Cuando me despertaron, recuerdo la sonrisa del médico. Me miré y pedí perdón, entrecortada, porque no podía hablar por la traqueotomía.
Yo estaba toda "cableada" y ahí me explicaron lo que había sucedido. Me puse muy mal, me quise arrancar los cables y me volvieron a sedar.
Así que luego me empezaron a contar la historia de otra manera, para que lo pudiera procesar más tranquila.
Y progresivamente me fui recuperando.
Estuve internada hasta julio de 2017, porque tuve una trombosis. Los médicos tuvieron que hacer un bypass supraclavicular; sacarme una vena de la pierna para ponérmela en el cuello.
Tuve que hacer rehabilitación para volver a aprender a caminar, hablar, hasta para poder comer.
Protesté: "Este hombre está bien y miren yo como quedé", dije.
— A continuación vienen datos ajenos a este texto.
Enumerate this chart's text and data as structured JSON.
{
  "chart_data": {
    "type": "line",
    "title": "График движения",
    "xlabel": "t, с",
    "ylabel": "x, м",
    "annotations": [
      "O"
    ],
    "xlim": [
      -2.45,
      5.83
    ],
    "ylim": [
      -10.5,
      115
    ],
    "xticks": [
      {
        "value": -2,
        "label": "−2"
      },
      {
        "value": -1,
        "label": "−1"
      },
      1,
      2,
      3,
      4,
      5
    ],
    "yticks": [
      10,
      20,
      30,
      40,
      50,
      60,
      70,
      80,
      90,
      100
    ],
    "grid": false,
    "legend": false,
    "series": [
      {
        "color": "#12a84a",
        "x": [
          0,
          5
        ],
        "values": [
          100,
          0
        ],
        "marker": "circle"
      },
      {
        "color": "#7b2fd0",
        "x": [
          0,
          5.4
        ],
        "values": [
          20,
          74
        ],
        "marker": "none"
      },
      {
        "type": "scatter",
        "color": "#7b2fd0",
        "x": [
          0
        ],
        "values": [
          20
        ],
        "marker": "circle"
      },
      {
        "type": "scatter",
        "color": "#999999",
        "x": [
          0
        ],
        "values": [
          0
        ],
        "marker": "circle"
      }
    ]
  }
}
"Pero vos podés seguir viviendo y sos libre. Él ya no es más libre. Él perdió lo más valioso que tiene una persona", me dijo una de mis hijas.
Y es verdad.
De a poco me volví a conectar con el trabajo, a integrarme en todo, a volver a ser la Olga que era antes.
Pero sin culpas, eso sí. Ya no más culpas. Yo no quería que este hombre tocara a nadie más.
Si me tocara otra situación así, volvería denunciar. Y más cuando se trata de los hijos, porque ahí le sale a una la leona que tiene escondida.
Me enfrenté a un Goliat (que pensé que) no podía derribar, pero lo pude hacer.
El 6 de diciembre de 2017, el Tribunal Oral en lo Criminal y Correccional 21 de la Capital Federal condenó a Luis Palavecino a 20 años de prisión por tentativa de homicidio agravado y violencia de género.
Cuando terminó el juicio, lo primero que le dije a los abogados fue: "Si yo vivo es por algo y quiero ayudar a otras mujeres".
"¿Qué podemos hacer para que lo a que a mí me sucedió no vuelva a suceder".
No quiero que otra mujer vaya a pedir auxilio y sea tratada como yo fui tratada.
Me empecé a juntar con representantes de organizaciones internacionales que defienden los derechos de las mujeres, el Ministerio del Exterior y la policía de la ciudad de Buenos Aires para ver qué cambios y nuevas prácticas se podían adoptar para que aquello no volviera a pasar.
De ahí surgió el convenio que se firmaría el 23 de octubre de 2019.